Böyle bir 1 Mayıs süreci için emek örgütleri ve sosyalistlerin yeterince gücü rahat rahat var. Ama sendikal bürokrasi emekçilerden bariz biçimde kopuk ve kendi tuzukuruluğunda yaşayıp gitmekten belirgin biçimde hoşnut. Sadece o da değil, bu küçük burjuva tabaka ideolojik olarak postmodern kimlik siyasetinin tesiri altında oldukça karamsar, sınıf radikalizmine inanmıyor ve uç vermeye başlayan eylemleri de kendi ayrıcalıklı konumuna bir tehdit olarak görüyor. Nitekim sol sendikal bürokrasi bu sene 1 Mayıs’ın AKP tarafından pandemi bahanesiyle hiç edilmesi çabasına karşı da tamamen umursamaz bir tavır sergiledi.

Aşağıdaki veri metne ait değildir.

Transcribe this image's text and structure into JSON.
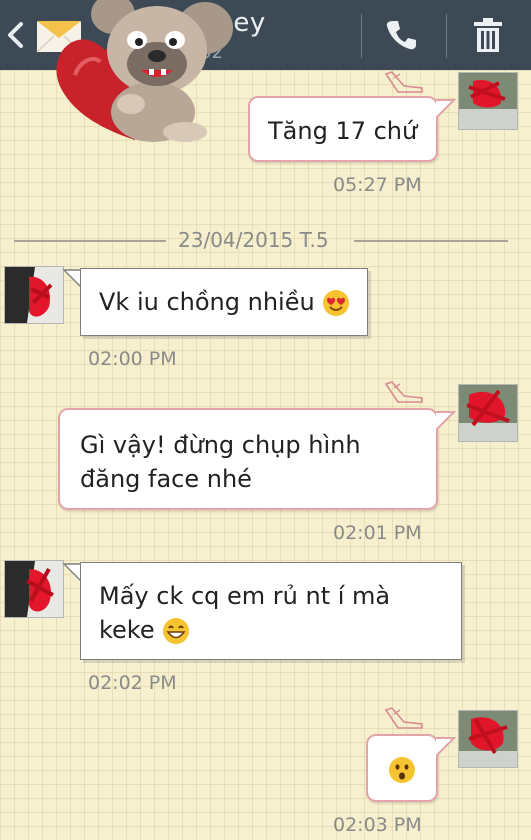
{
  "header": {
    "contact_name": "oney",
    "contact_sub": "02",
    "icons": [
      "back-arrow-icon",
      "envelope-icon",
      "phone-icon",
      "trash-icon"
    ]
  },
  "messages": [
    {
      "direction": "outgoing",
      "text": "Tăng 17 chứ",
      "time": "05:27 PM"
    },
    {
      "direction": "incoming",
      "text": "Vk iu chồng nhiều",
      "emoji": "heart-eyes-emoji",
      "time": "02:00 PM"
    },
    {
      "direction": "outgoing",
      "line1": "Gì vậy! đừng chụp hình",
      "line2": "đăng face nhé",
      "time": "02:01 PM"
    },
    {
      "direction": "incoming",
      "line1": "Mấy ck cq em rủ nt í mà",
      "line2": "keke",
      "emoji": "grinning-emoji",
      "time": "02:02 PM"
    },
    {
      "direction": "outgoing",
      "emoji": "surprised-emoji",
      "time": "02:03 PM"
    }
  ],
  "date_separator": "23/04/2015 T.5",
  "colors": {
    "header_bg": "#3d4a55",
    "background": "#f7f0cf",
    "outgoing_border": "#e2a4a9",
    "incoming_border": "#7f7f7f",
    "timestamp": "#8a8a8a"
  }
}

Sonuçta Soylu görüşmesinden temsili Taksim anması çıktı. Halkevleri dahil birçok kurum ortak toplantılarda temsili anmaya katılmayacağını beyan etti. Ne var ki TİP ve HDP milletvekillerinin (eski Halkevleri Genel Başkanı HDP’li mv Oya Ersoy dahil) katılımıyla işçileri ne kadar temsil ettiği ortadan olan bir anma yapıldı. Diğer taraftaysa bu toprakların mücadele geleneğini sürdüren yüzlerce eylemci Taksim yolunda gözaltına alınıyordu.

Sendikalardaki Kriz Solun Krizidir

15-16 Haziran’ı yaratan DİSK ile bugünkü DİSK arasında oluşan uçurum, içinde hakim olan sol anlayıştan azade tartışılamaz. 90’larda kıyasıya mücadeleler vererek, çocuklarını sendikalarda büyütenlerin kurduğu KESK ile bugün kamu emekçilerinin sınıf mücadelesinden çok kimlik politikalarına saplanmış, HDP kontrolündeki KESK arasında oluşan uçurum da öyle. ÖDP-Sol Parti geleneğinin kontrolündeki TMMOB için de benzer şeyler söylenebilir.

Özetle, bugün sendikaların ortaya koyduğu pratik, laik-cepheci, postmodern kimlikçi ve liberal demokrat yollara savrulmuş sosyalist solun tarihsel yenilgisinin sadece bir yansımasıdır. Sosyalist sol kabuk değiştirerek bu anlayışları yenilgiye uğratmazsa geniş emekçi kesimlere, gençlere, kadınlara ve ezilenlere ilham olamayacaktır.

Partimiz SEP bu anlamda yaratılacak bir alternatifle sınıfın öncüsü olma iddiasıyla kolları sıvamıştır. 1 Mayıs’tan 2 Mayıs’a bizim için bu anlamda değişen tek şey her gün mücadeleyi biraz daha ileri taşımak konusundaki artan kararlılığımızdır.